If i lie on my back and mumble and shout, and say its the ghost of Elvis doing it, you might slap me across the cheeks and help me to snap out of it…. if i say its the holy spirit you might take me more seriously. why?
Are christians EVER deluded about mystical/spiritual goings-on? and if so how do you decide what is delusion and what’s not?
I think there is a whole load of “Holy Spirit” events that are some kind of delusion, illusion or group effect Q, of course.
Do you ever think that someone could have an encounter with the Holy Spirit or in other terms heard the prompting of the Triune God but deluded themselves into believing it was nothing but a hormonal imbalance that day or the mis-firing of neurons? If so, how could one discern what is delusion and what is not?
good question. maybe i have, or maybe when i fancy a coca-cola thats actualy the god of tom cruise leading me to drink it, and i miss interpret it as just human/material thirst. maybe (but unlikely)
or maybe we’re all living in a matrix/truman type unreal-reality anyway.
do you think its possible that you, in your head have been hearing the voice of Allah or Ra calling to you, and you have deluded yourself into thinking that its the voice of the deity which happens to be be most believed in your society and hemisphere?
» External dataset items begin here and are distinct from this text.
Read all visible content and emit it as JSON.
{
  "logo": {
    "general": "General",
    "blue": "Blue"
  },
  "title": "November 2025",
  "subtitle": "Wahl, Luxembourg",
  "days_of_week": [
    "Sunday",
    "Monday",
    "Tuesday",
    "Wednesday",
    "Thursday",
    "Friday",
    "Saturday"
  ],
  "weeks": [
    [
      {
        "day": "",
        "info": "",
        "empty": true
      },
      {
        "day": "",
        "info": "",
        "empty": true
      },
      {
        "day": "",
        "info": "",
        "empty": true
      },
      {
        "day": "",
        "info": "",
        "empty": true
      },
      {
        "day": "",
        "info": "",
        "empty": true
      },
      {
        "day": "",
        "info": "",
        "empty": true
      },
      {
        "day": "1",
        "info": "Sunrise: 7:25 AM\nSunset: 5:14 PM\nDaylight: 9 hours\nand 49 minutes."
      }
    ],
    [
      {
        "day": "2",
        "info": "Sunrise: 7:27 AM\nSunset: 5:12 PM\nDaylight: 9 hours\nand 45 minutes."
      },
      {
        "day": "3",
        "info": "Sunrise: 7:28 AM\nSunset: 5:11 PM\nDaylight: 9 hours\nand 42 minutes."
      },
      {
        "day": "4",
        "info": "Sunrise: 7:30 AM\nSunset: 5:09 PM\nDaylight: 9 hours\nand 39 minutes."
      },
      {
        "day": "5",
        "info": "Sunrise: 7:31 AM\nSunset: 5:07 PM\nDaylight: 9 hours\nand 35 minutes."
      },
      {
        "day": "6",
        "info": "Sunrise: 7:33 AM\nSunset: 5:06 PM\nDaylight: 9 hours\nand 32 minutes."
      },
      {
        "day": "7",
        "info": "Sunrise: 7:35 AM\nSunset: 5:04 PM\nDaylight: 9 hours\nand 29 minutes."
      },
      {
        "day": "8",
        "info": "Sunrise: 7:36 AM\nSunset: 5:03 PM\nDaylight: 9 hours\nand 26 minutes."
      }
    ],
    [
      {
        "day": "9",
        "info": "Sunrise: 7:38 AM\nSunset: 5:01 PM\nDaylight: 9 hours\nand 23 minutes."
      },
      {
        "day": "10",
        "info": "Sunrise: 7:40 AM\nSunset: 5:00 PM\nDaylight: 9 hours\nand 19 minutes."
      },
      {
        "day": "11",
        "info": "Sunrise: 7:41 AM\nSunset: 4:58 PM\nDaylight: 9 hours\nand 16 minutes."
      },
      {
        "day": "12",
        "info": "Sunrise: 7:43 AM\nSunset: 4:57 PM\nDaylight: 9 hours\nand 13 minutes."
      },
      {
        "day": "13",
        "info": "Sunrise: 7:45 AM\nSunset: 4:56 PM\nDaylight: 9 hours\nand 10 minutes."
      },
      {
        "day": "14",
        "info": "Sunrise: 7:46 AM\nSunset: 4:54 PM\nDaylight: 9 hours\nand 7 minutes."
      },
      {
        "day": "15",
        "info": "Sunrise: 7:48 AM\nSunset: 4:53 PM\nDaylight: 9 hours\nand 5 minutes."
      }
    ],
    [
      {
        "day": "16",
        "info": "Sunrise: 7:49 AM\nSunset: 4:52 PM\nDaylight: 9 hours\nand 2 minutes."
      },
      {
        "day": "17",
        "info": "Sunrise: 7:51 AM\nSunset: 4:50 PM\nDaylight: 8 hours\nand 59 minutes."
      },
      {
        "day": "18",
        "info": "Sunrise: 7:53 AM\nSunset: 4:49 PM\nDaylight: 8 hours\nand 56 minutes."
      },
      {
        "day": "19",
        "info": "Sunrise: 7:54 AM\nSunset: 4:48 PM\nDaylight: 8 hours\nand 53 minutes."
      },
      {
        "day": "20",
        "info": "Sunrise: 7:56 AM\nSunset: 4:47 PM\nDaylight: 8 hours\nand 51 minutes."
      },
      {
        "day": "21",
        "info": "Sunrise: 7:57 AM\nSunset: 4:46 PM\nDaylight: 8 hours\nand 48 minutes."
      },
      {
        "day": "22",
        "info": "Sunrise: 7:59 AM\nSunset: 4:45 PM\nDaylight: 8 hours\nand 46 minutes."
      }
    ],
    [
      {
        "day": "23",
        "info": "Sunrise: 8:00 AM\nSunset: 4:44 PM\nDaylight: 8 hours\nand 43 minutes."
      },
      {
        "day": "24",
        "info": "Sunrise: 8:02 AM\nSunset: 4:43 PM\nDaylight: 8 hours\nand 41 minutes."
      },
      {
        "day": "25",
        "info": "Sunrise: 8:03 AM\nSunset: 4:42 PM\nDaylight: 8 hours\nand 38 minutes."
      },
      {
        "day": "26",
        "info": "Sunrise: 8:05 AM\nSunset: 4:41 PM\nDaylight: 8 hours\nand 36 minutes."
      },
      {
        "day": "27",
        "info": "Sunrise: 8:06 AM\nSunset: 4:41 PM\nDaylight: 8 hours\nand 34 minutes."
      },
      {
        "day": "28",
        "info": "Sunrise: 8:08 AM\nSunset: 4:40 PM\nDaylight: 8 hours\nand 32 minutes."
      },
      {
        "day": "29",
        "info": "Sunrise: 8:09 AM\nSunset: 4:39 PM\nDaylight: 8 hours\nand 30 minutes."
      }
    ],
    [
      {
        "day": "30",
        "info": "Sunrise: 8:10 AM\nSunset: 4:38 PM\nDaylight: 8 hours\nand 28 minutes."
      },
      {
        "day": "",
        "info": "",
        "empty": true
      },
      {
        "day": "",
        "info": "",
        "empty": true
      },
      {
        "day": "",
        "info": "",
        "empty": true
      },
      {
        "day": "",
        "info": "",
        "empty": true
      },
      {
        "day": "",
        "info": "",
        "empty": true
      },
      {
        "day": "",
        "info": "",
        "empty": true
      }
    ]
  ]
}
As long as you concede the point that it is evident that ‘at very least’ some christians are deluded when they think jesus is hearing/speaking/guiding them… then that’s all i was really asking.
And as usual, you ask the Christians questions but don’t consider how you yourself must also answer them…
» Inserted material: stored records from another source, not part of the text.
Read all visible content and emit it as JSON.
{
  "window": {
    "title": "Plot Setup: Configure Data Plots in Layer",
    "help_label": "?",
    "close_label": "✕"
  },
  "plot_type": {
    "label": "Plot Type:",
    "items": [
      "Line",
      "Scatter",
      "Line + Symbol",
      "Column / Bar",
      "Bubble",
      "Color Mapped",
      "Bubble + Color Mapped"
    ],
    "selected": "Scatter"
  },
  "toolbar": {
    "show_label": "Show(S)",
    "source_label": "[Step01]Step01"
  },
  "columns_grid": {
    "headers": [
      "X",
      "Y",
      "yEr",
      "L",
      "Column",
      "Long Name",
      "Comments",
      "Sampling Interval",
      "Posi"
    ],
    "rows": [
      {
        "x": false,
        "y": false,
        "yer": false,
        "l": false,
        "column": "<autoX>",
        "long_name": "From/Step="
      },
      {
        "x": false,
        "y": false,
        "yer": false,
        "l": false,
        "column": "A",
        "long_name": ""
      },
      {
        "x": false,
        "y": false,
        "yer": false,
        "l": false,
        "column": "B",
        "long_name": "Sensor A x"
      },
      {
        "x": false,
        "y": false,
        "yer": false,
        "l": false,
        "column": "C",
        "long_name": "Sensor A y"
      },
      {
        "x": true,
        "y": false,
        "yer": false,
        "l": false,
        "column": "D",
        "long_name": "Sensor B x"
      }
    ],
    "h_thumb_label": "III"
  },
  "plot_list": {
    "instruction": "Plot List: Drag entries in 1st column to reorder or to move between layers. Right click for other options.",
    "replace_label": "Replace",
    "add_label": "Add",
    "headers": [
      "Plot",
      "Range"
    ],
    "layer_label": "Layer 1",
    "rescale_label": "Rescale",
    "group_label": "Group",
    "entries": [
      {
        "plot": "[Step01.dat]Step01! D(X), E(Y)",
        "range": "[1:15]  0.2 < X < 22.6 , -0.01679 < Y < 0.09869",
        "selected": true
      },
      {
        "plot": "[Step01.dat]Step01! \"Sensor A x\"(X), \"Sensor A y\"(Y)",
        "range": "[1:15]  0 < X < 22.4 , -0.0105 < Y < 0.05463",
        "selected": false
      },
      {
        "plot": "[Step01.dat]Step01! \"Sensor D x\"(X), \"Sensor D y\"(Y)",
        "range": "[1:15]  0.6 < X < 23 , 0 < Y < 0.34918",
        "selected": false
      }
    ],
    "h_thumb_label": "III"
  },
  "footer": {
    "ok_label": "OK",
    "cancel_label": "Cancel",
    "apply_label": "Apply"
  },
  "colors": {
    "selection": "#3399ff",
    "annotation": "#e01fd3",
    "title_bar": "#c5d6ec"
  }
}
not sure that’s fair comment, but anyhoo… we’ve agreed on something. Christians sometimes think that their god is listening/speaking/acting when in fact he is not. Sometimes its extreme self/group delusion when they believe that they have been told the future or that their physicaallity is being controlled and shaken by a spiritual force or simply that god has ‘answered’ a prayer though analysis of a change in day to day circumstance. we agree, don’t we, that this is at least ’sometimes’ the case.
(way off topic, but did you see the Robespierre drama/documentary on BBC2 at the weekend? i was gonna do a post but i feared that you’d do a better one!
)
I missed the drama I am afraid.
shame. I ask because Zizek was one of the talking heads, in a kind of head-to-head battle of ideas with Scharma. Sometimes im not sure whether Zizek is taking the mick! some of his comments defending ‘the terror’ were outrageous, though slightly brilliant. I must admit i’m a fan… Marxist or not
Thanks for reply. I agree with you that an evangelistic course should cover the core creedal stuff. But “I believe in the Holy Spirit” IS also part of the earliest creeds. I know you do, so then surely describing this to any ’seeker’ as part of a presentation of Christianity is very important.
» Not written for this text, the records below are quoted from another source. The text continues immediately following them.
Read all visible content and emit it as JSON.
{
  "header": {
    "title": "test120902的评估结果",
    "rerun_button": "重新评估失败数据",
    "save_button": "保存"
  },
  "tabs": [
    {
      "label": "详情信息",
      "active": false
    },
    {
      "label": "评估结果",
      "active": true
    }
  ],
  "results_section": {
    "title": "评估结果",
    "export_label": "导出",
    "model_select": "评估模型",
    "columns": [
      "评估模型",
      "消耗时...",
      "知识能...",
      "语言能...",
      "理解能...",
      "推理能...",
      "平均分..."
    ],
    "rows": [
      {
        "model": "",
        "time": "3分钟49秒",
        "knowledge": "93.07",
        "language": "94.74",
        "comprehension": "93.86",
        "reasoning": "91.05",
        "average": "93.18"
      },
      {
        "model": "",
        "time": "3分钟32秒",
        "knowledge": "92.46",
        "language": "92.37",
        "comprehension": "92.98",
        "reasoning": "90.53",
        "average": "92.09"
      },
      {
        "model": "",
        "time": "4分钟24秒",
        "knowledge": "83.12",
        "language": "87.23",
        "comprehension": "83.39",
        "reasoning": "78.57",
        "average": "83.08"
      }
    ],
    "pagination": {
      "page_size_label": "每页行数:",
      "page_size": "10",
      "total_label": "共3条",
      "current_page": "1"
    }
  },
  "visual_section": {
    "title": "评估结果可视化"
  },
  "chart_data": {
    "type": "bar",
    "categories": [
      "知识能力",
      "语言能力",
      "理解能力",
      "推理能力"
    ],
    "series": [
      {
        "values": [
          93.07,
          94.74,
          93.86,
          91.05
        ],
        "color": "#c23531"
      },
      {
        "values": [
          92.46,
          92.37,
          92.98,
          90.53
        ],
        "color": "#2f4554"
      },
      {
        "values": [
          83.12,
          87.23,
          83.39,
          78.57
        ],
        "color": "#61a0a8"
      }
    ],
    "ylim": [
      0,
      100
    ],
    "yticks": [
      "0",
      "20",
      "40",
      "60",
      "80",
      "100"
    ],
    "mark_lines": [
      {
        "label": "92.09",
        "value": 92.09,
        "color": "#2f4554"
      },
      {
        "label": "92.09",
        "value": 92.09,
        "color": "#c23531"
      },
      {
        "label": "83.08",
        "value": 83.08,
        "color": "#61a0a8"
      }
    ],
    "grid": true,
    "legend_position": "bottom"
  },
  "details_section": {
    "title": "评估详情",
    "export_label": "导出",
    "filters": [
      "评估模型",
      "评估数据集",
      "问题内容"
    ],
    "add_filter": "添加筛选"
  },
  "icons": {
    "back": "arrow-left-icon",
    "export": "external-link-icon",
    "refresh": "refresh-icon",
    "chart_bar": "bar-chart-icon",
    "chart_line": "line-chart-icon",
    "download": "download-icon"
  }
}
But you’re probably right – this is stuff which should be part of teaching for new believers (rather than pre-believers) – and that’s where Alpha (at least in the documentary) messed up. The ‘agnostics’ were not yet ‘filled with the holy spirit’/’saved’ so attempting tongues should have been out of the question.
And I suppose tongues (which I don’t have either and struggle with understanding) is a bit weird for non Christians you’re trying not to put off Christianity. But what about healing, miracles, prophecy, knowledge, etc. Jesus and the apostles were filled with the holy spirit and used these gifts. Why not celebrate these?
I suppose what I’m saying is that they appear to be part of the biblical Christian life and yet not part of the modern Presbyterian Christian life (where I also grew up – don’t take it personally). If we’re not living these gifts either then yes, there is no point in teaching them up front. But being filled with the spirit it should be part of what we’re striving for and teaching to believers at least.
And since you mentioned Calvin, isn’t it the HS who does all the hard work of convicting us and bringing us to God, not the evangelical course?!